Parts of Australia’s history lurk beneath public statements. Politicians’ speeches hint at more than they say explicitly.

Prime Minister Albanese’s 'Closing the Gap' speech on 13 February came 16 years after Prime Minister Rudd’s Apology to Australia’s Indigenous Peoples, particularly the Stolen Generations. The events of the Stolen Generations contributed to the intergenerational trauma of First Nations Australians.

Australia’s Frontier Wars also contributed to that trauma, but there has been no national Apology for them, though they caused the deaths of between 20 000 and 100 000 Indigenous Australians, men, women and children. (No-one knows exactly how many people died; bodies were buried or burned, records were lost or destroyed.) The documentary The Australian Wars, websites like Australian Frontier Conflicts, and many other sources include the testimony of First Nations people on the other side of this 'commemoration gap' and from their ancestors.

The closest there has been to an Apology was Prime Minister Keating’s Redfern Speech in 1992:

We took the traditional lands and smashed the traditional way of life. We brought the diseases. The alcohol. We committed the murders. We took the children from their mothers. We practised discrimination and exclusion. It was our ignorance and our prejudice. And our failure to imagine these things being done to us.

Properly recognising and commemorating the Frontier Wars at the Australian War Memorial and other commemorative sites around Australia would be a practical – if incomplete – Apology. It would help all Australians gain what Prime Minister Albanese in his speech called 'a shared understanding of our history and a united vision for our future'.

For some of us, reaching that shared understanding will require much adjustment. Despite the mass of contemporary evidence and the dozens of accounts written since the Frontier Wars, some non-Indigenous Australians refuse to acknowledge that this conflict ever happened – or, if it did, that we all should 'get over it'. First Nations people, however, know from stories passed down through the generations that the Frontier Wars did indeed happen and that the scars remain.

On 1 March, the Minister responsible for the War Memorial, Matt Keogh, called for Expressions of Interest from Australians wishing to be considered for five vacancies on the Memorial’s governing Council. This public advertising may lead to the refreshing of the Council with people well-disposed to a new approach to the Frontier Wars.

There is just as much reason to apologise for the Frontier Wars at the War Memorial and other shrines as there has been for apologising for the Stolen Generations and forced adoptions. In each case, the effects are felt long after the original actions.
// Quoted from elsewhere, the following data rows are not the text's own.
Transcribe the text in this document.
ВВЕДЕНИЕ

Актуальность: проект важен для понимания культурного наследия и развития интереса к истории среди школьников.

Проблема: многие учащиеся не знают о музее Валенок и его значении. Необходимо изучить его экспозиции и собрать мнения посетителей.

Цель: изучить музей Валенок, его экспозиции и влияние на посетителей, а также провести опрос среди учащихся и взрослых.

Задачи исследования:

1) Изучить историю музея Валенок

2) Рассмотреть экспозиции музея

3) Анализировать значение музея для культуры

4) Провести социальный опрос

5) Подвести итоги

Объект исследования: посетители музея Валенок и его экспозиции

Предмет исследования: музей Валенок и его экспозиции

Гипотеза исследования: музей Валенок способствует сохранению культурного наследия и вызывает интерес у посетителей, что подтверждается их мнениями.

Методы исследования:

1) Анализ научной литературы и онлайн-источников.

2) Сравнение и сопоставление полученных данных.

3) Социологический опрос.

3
From shared understanding comes healing and Reconciliation. Closing the Commemoration Gap will not directly deliver a socio-economic outcome but it will deliver psychic benefits to blackfellers and whitefellers alike. The Commemoration Gap is the twentieth gap; it is the gap that needs closing just as much as the other nineteen.

The concept of Defending Country can help achieve shared understanding. It recognises that black and white Australians have suffered similarly in war. It applies to all people who have fought for Australia or parts of it. It applies just as much to First Australians (Arrernte, Noongar, Wiradjuri, and others), defending their Country on Country (and dying on Country), as it does to uniformed Australians fighting and dying during our overseas wars.

Defending Country is the thread that binds together:       

  • First Nations warriors who resisted settler-invader, police and military power;
  • First Nations women, children and old folk who died with their men or suffered massacre, rape and poison;
  • men and women in the country’s uniform (including Indigenous service people) sent overseas to fight for King and Empire, for Australia, or 'to defend our values'.

All these people believed their Country was threatened and deserved defending.

What a nation commemorates shows what it regards as important. A nation which embraces the concept of Defending Country, a nation which does not distinguish by skin colour or descent or the identity of the enemy the worth of 'service and sacrifice' to defend Country, is a different nation from what went before.

Having our war memorials properly 'own' the Frontier Wars would go a long way towards closing the Commemoration Gap. What we commemorate becomes important. Failing to properly commemorate the Frontier Wars shows we do not regard them as important.

Historian Henry Reynolds, author of many books on Australia’s black history, said this in The Australian Wars documentary: 'it was our most important war. One, it was fought in Australia, two, it was fought about Australia and, three, it determined the ownership and the control, the sovereignty of a whole continent. Now, what can be more important than that – to us?'

Prime Minister Albanese reminded us that 'Australians believe in the fair go'. Prime Minister Keating at Redfern spoke of our 'fundamental belief in justice'. The way Australia has treated First Nations deaths and dispossession in the Frontier Wars has been unfair and unjust.

It’s time for a fair go. It’s time for justice. Minister Keogh’s call for Expressions of Interest for positions on the Memorial Council might – just might – indicate that the time is getting closer.